Затем, через две страницы: «Мона снова беременна. Она говорит, что это ребенок Тима Хопкинса, плод непростительной ошибки, что она была вне себя от горя и не осознавала, что делает».
Из глаз Деборы хлынули слезы, когда она узнала горькую правду своего рождения. «Я была не дитя любви, а всего лишь плодом ошибки».
Дебора подтянула ноги к груди и обхватила их руками. Уткнувшись лицом в колени, она тихонько заплакала.
В дверь постучали.
Она подняла голову. Услышав звук поворачивающегося в замке ключа, вскочила и подбежала к двери. Распахнув ее, увидела на пороге уборщика с тележкой и стопкой чистых полотенец. Он смущенно улыбнулся и жестом показал, что пришел убраться в ее номере.
— Не нужно, спасибо, — сказала она по-английски, затем, увидев, что он не понял, повторила фразу на суахили. Он снова улыбнулся, поклонился и повез свою тележку к другому номеру. Дебора поискала табличку с надписью «Не беспокоить», нашла одну, на которой было написано «Узисумбу», и повесила ее на ручку входной двери.
Она прислонилась к двери и закрыла глаза.
«Что я здесь делаю?
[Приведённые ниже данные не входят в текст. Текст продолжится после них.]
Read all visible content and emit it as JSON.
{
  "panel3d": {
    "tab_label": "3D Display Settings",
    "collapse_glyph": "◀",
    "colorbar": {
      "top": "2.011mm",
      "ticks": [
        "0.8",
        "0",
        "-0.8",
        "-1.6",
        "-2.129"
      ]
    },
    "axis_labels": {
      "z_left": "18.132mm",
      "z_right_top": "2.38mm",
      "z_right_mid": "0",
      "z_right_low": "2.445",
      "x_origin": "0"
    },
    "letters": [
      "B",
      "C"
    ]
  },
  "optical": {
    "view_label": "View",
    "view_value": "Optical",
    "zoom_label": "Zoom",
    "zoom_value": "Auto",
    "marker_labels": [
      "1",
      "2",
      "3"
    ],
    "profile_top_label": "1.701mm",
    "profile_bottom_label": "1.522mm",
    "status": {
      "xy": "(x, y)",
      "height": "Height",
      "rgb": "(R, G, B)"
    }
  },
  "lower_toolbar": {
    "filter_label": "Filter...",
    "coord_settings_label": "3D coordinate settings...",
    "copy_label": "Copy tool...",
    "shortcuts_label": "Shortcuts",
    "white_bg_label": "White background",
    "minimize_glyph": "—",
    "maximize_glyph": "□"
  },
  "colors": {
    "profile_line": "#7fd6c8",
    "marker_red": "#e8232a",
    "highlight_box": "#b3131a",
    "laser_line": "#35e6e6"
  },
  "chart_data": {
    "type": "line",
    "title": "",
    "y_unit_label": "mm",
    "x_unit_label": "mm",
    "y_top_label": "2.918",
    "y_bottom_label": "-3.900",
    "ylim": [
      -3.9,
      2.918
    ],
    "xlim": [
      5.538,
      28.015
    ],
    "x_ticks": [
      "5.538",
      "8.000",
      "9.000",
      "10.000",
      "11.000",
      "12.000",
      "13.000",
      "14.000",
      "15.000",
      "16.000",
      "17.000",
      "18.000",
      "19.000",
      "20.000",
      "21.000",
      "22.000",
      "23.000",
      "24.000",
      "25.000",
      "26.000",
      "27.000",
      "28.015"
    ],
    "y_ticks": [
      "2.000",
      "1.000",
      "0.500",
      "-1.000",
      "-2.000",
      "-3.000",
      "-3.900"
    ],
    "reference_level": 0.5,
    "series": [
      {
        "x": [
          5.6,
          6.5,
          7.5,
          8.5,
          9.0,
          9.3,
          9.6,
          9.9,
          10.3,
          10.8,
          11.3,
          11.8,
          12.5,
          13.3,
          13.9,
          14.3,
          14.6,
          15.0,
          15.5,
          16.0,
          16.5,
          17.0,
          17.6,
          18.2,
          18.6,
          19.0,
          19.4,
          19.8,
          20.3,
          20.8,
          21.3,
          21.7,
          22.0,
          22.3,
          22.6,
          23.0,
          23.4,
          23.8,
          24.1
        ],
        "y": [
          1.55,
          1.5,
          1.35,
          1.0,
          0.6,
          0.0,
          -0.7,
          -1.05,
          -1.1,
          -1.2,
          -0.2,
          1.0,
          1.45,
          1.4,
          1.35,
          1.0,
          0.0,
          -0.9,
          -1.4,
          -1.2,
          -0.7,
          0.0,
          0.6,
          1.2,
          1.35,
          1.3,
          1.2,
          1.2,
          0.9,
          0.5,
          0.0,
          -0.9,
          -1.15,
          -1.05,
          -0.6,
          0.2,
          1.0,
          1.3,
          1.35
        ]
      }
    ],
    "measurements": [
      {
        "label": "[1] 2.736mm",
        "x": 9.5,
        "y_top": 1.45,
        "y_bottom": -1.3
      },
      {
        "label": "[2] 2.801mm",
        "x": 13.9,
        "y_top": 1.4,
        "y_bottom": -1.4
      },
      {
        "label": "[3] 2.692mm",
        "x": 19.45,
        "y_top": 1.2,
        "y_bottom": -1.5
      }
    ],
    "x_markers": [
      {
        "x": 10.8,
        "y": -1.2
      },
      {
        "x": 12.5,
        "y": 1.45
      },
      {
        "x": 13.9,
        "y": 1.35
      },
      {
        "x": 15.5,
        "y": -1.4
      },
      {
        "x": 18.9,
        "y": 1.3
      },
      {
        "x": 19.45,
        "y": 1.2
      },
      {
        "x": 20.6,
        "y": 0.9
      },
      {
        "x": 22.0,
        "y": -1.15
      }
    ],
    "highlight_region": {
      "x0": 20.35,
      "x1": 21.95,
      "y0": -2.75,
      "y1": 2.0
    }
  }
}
Зачем я приехала?»
Шум с улицы, проникающий в комнату даже через закрытые окна, становился все громче. Она слышала зов Найроби, но пыталась игнорировать его. Внезапно ей стало страшно.
«Ты чего-то боишься, — прозвучал в ее голове голос. — Почему ты бежишь от меня? Ты боишься меня, Дебби, или ты просто боишься серьезных отношений?» — шесть месяцев назад спросил ее Джонатан.
Она вспомнила о Джонатане Хейзе и попыталась представить его здесь и сейчас, в этой комнате. Она хотела бы знать, как бы он повел себя в этот момент, заставляя ее говорить, вытягивая из нее все ее чувства и мысли, помогая ей пройти через запутанный лабиринт, в котором она заблудилась. Когда она думала о Джонатане, на душе у нее становилось легче, даже его незримое воображаемое присутствие успокаивало ее. Но незримый Джонатан мало чем мог помочь ей: он был слишком эфемерен. При первых же громких звуках, донесшихся из коридора, он мгновенно исчез.